Buyers should note these are cheap because they're going to be tracking your
every move. Every site you visit and everything you type will be logged using
the autocomplete function as it already is within Chrome.

------
phlux
This is something I have been thinking about for a long time -- and I really
thought that KNO was going to bring it;

If you're going to offer an open device (meaning you put your own apps on it,
its just a regular machine in the traditional sense) to students and think
that they will have some magic incentive to pay for that device - that
thinking is flawed - as (even as HNers point out) they can spend money they
were planning on already spending on a system they have total control over and
more choices WRT its features.

However, if you were to partner and build a knowledge/content delivery
platform which was the real value of a device - and the hardware was
incidentally delivery mechanism, then you could begin to have something of
value.

For example, an OS, apps and content designed to be together and be a part of
the curriculum.

I think this is where Khan Academy can really make a revolution - especially
if they have support from various directions.

Right now, Khan Academy has content organized by subject - and there is the
beginning of a teaching/tracking platform which provides tools for tracking a
students progress.

This is the idea that needs to be expounded upon and put onto any of these
systems-to-students ideas such as the google laptop.
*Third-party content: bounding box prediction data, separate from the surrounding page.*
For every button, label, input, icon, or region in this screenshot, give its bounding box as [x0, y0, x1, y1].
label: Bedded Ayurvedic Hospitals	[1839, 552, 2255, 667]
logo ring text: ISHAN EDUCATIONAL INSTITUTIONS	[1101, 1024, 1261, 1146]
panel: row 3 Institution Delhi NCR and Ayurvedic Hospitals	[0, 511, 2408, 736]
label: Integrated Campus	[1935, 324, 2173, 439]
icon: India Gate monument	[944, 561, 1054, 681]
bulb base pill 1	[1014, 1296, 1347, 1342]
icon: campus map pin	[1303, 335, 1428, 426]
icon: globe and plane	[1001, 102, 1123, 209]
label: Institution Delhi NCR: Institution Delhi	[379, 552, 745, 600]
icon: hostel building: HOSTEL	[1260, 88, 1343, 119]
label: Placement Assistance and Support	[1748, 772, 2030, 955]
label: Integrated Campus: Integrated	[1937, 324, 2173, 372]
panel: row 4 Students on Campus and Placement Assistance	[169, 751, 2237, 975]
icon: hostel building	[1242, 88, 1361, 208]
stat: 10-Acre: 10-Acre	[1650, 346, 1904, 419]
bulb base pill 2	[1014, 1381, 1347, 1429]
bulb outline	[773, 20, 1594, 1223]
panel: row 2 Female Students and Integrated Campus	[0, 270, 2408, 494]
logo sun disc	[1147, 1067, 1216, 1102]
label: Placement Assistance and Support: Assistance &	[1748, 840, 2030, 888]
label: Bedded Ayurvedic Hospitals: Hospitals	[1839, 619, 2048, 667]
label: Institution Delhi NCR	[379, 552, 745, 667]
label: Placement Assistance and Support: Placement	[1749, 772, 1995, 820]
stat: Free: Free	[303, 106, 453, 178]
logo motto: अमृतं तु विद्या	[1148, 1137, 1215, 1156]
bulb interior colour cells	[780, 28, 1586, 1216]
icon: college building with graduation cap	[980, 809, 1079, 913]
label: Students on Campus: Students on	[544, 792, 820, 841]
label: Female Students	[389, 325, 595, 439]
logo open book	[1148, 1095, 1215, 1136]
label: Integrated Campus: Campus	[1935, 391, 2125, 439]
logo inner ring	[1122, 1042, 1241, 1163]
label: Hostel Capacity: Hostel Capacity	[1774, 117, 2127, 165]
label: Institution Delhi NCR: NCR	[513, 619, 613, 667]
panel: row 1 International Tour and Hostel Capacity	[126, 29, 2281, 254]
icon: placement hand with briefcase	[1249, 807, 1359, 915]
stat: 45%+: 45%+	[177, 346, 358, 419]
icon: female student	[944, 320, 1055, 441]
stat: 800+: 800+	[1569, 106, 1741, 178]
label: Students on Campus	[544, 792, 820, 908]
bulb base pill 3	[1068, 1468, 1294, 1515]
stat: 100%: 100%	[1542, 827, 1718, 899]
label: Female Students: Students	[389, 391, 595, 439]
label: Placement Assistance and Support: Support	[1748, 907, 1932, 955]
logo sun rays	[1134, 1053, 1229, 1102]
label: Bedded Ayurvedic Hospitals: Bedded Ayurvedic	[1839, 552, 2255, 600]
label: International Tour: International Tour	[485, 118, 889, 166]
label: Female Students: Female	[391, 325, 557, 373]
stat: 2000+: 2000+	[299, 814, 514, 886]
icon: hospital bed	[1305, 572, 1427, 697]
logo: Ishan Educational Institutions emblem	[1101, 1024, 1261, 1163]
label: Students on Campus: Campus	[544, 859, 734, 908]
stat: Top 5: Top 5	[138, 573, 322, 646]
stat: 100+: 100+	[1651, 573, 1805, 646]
Google is _already_ going after education and enterprise organizations to
provide email and apps-for-domains.

They _really_ need to look at Khan Academy as the vector for really getting
into this in a meaningful way.

If we take the idea of _Meaningful Use_ from the medical space, and create
_Meaningful Education_ and begin to put a lot of great thought into the
education platform - we could change the world of education.

We need real platform development that accounts for the content, context and
containers in such a way that we really utilize technology in an augmenting
way.

Google's approach with this model is bottoms up - where we need more tops
down.

There are far too many assumptions that providing technology without
contextual content and tools will foster innovation etc. but really we have
not seen a real thought-out approach to this problem.